Smithsonite: A Mineral Named for James Smithson

March 12, 2025
A specimen of Smithsonite

Pictured above is smithsonite, a zinc carbonate mineral that was named after James Smithson (c. 1765–1829), a British chemist, mineralogist, and the founding donor of the Smithsonian Institution.

Smithson became interested in the natural sciences during a period when chemistry was developing into a new science in the late 1700s. He focused on discovering the basic elements, and he collected mineral and ore samples from European countries.

Smithson was one of the first researchers to systematically categorize calamine—or zinc as it was later called. In 1832, three years after Smithson’s death, French mineralogist François Sulpice Beudant named the zinc carbonate mineral smithsonite after Smithson.

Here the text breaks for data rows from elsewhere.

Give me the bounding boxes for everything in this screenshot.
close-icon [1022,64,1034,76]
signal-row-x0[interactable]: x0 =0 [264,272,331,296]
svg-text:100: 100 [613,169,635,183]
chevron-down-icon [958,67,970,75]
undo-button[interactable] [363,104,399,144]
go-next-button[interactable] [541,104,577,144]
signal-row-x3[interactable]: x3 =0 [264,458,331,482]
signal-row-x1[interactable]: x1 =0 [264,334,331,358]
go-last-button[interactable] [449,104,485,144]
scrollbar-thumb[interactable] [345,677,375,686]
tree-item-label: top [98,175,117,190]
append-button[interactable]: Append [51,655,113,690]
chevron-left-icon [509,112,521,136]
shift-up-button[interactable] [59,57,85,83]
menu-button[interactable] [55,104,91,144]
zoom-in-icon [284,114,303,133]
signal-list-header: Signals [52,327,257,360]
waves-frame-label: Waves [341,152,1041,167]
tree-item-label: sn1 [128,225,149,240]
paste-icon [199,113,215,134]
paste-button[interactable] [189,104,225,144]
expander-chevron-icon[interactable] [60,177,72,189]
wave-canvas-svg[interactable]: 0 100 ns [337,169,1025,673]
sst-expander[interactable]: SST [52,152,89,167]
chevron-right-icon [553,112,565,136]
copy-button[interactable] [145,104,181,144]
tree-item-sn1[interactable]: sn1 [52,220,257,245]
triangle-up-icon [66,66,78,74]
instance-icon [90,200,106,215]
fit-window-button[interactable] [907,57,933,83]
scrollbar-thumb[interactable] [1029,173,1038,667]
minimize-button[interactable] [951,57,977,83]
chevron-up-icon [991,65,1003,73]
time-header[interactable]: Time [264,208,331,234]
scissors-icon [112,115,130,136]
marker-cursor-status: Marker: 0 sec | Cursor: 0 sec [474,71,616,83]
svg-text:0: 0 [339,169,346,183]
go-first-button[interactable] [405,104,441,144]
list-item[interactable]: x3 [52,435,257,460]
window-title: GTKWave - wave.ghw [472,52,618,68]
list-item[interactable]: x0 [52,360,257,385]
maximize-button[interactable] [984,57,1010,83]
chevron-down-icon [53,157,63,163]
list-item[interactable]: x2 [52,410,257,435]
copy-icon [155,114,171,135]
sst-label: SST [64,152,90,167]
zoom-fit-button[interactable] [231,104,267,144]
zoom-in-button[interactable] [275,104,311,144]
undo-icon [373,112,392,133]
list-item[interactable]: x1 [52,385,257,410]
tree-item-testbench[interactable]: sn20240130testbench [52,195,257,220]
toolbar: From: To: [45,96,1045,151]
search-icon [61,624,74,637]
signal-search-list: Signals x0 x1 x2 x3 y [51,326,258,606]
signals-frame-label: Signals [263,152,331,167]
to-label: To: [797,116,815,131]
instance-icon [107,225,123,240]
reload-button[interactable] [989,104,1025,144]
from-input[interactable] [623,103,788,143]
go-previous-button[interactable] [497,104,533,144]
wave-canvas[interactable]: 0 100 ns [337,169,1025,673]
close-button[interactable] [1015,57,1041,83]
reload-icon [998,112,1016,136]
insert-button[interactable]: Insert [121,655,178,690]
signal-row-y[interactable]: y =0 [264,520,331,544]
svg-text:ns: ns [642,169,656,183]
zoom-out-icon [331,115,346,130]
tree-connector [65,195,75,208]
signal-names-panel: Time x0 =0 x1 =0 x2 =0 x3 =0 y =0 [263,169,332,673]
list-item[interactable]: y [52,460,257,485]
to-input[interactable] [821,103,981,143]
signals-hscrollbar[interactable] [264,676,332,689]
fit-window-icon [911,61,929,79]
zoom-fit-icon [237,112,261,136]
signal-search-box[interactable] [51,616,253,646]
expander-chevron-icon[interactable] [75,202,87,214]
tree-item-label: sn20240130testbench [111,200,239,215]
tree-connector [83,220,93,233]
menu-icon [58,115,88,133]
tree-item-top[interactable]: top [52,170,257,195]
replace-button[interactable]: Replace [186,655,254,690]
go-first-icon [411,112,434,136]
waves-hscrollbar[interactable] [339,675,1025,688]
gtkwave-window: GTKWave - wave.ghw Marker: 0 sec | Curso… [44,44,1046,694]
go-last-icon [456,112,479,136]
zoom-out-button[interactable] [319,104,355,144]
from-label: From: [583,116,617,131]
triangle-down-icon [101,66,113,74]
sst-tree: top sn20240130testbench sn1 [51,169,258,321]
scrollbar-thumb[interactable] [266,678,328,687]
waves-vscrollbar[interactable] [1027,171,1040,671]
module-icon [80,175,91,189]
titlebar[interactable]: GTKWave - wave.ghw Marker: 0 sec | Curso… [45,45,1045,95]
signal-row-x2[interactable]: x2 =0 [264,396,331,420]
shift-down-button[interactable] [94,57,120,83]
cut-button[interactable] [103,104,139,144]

The Smithsonian’s National Museum of Natural History holds many smithsonite specimens from all over the world. The smithsonite specimen above is from New Mexico’s Kelly Mine, a deposit famed for producing exhibit-quality slabs of bright blue smithsonite. Smithsonite comes in a variety of colors, including greens, purplish pinks and yellows.

Smithson never set foot in the U.S., and it does not appear he corresponded with anyone in the country, so his motive to leave his estate “to the United States of America, to found at Washington, under the name of the Smithsonian Institution, an establishment for the increase and diffusion of knowledge” remains a mystery.